Who knows the reasons?

But tie into one of the bay’s 6-foot
brown sharks, and you won’t care
about reasons.

You’ll know it’s great.

Brown sharks, also called sandbar sharks, fish to 90 pounds, are the prize, the bruisers in the bay, less common than the other big sharks, sandsharks.

But the sandsharks, fish to 4 feet, are also nothing to sneeze at.

The second week of June through mid August is the traditional time when sharks move to the bay from the ocean.

They probably come to spawn, Scott said.

Water temperatures might play a part in triggering the fish to arrive, but it’s definitely about time of year, for the most part, he said.

From 8:30 in the evening until 10:30 p.m. is when anglers catch them best. When the sun falls below the horizon, but it’s still daylight, through the next two hours, the beginning of night, inspires them to feed.

A pocket of 8-foot waters a quarter-mile south of marker 138, where Grassy Channel sort of meets the Intracoastal Waterway, is one specific location where locals look for them.

Such waters closer to the ocean hold the bigger fish.

The anglers anchor the boat, impale baitfish fillets on hooks, wing them out as far from the vessel as possible, and let them sink to the bottom, and wait for the hook-up.

They cast the baits far because the sharks seem sensitive to noise from the boat. For that reason, the shark fishers avoid turning on the radio, and they walk quietly instead of stomping on deck. They hold conversations at normal decibel levels, but avoid excessive noise.

Mackerel fillets are clearly the favorite bait, but other oily fish like bunker would probably work.

The rig is a 9/0, model 3407 hook tied onto a steel, 65-pound-class, 4-foot leader. Nothing fancy, and Scott’s Bait and Tackle actually ties them, packages them and calls them Bay Shark Rigs, so anglers can simply buy them, ready to go.

No weight is usually necessary, but if currents are strong, weights to 1 ounce are plenty. The waters are shallow, and the currents are relatively slow, unlike the ocean, and the rig itself is usually heavy enough to sink the fillet toward the bottom, and that’s where they should be fished.



A 7-foot brown shark that Tom Lutzi Jr., left,
drilled at Grassy Channel in July 2006.
Lutzi and crew provided the shot to
Scott's Bait & Tackle.

Chumming, common in ocean sharking, isn’t a must, but it’s a bonus.

Again, waters are shallow, currents are mild, and sharks with super-sensitive noses will usually locate a bait with no problem.

If chumming is done, not a lot of chum is needed. Scott’s Bait and Tackle sells 1-gallon containers of chum the crew calls the Chum Ball, and it works great for the sharking.
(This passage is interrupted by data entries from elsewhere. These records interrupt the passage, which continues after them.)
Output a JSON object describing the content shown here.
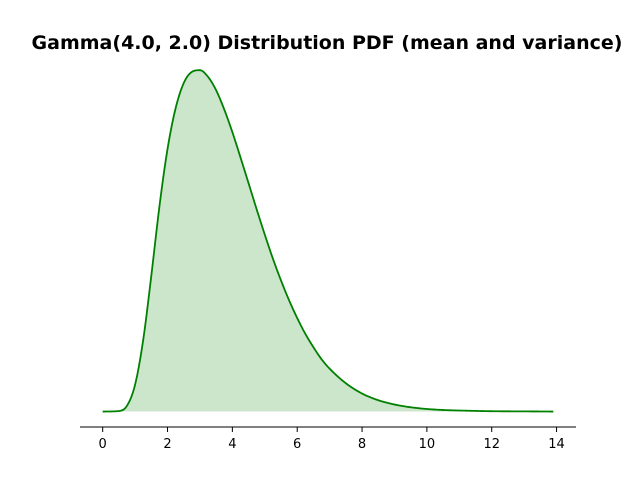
{
  "chart_data": {
    "type": "area",
    "title": "Gamma(4.0, 2.0) Distribution PDF (mean and variance)",
    "xlabel": "",
    "ylabel": "",
    "xlim": [
      -0.7,
      14.6
    ],
    "ylim": [
      -0.009,
      0.206
    ],
    "x_ticks": [
      0,
      2,
      4,
      6,
      8,
      10,
      12,
      14
    ],
    "x_tick_labels": [
      "0",
      "2",
      "4",
      "6",
      "8",
      "10",
      "12",
      "14"
    ],
    "y_axis_visible": false,
    "grid": false,
    "legend": "none",
    "line_color": "#008000",
    "fill_color": "#008000",
    "fill_opacity": 0.2,
    "series": [
      {
        "x": [
          0,
          0.5,
          0.75,
          1,
          1.25,
          1.5,
          1.75,
          2,
          2.25,
          2.5,
          2.75,
          3,
          3.25,
          3.5,
          3.75,
          4,
          4.25,
          4.5,
          4.75,
          5,
          5.25,
          5.5,
          5.75,
          6,
          6.25,
          6.5,
          6.75,
          7,
          7.5,
          8,
          8.5,
          9,
          9.5,
          10,
          10.5,
          11,
          12,
          13,
          13.9
        ],
        "y": [
          0,
          0.0003,
          0.0034,
          0.0157,
          0.0418,
          0.0792,
          0.1195,
          0.153,
          0.1768,
          0.1914,
          0.1979,
          0.1989,
          0.195,
          0.1872,
          0.176,
          0.1628,
          0.1481,
          0.133,
          0.1178,
          0.1031,
          0.0891,
          0.0764,
          0.0648,
          0.0545,
          0.0453,
          0.0375,
          0.0305,
          0.025,
          0.0165,
          0.0105,
          0.0066,
          0.0041,
          0.0025,
          0.0015,
          0.0009,
          0.0006,
          0.0002,
          0.0001,
          0
        ]
      }
    ]
  }
}
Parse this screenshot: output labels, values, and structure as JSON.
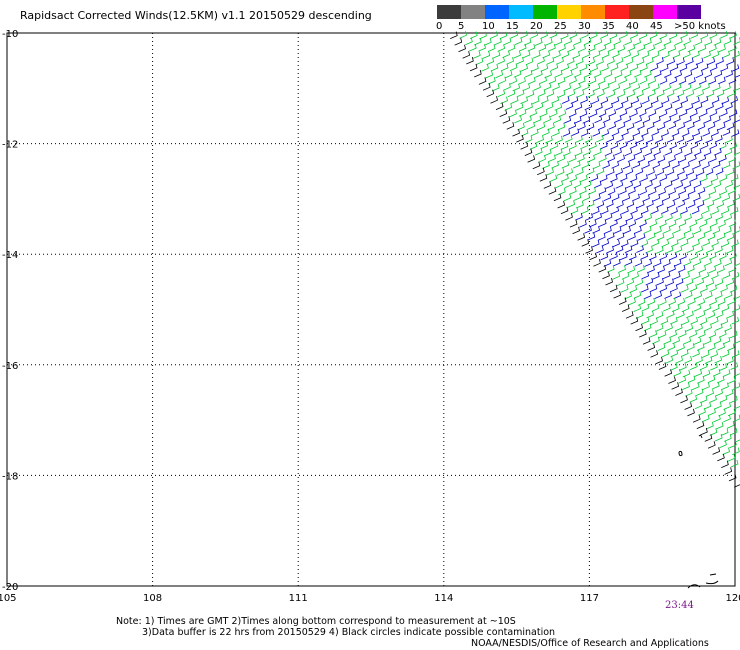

Some anglers will throw the carcasses from the mackerel or baitfish fillets in the waters for chum.

Twenty- or 30-pound-class, conventional rods and reels work well. Thirty-pound line is perfect. But if anglers want more sport, they go lighter. Sometimes they fish a 10-foot, surf-fishing, spinning rod, because fighting the fish on spinning gear is a blast.

The brown sharks are good eating. But like with any shark, care is necessary to preserve the meat.

Once caught and dying or dead, the sharks urinate through the skin,
Scott said.

Sound tasty? No.

Therefore it’s crucial to fillet the sharks as quickly as possible. Not even gutting the fish prevents the urinating. Only filleting the fish does.

Be sure to check the regulations. The catch limit for sharks is 48 inches in length and two sharks per vessel. Browns can be kept. But a number of sharks are prohibited.

This isn’t particularly complicated fishing, and that can be part of the attraction. For once there’s a fishery that’s fairly simple but with great rewards.

What angler wouldn’t want to fight a 90-pound, toothy, ornery killer?

The fish put the tackle to the test, hone your fish-fighting skills, give your biceps a workout, and get you back to the dock and in bed at a reasonable hour, unlike an offshore venture.

The fishing won’t put a mako, the best of shark meals, in your freezer, but its advantages are tough to beat.

It’s a great fishery, right in your own back yard.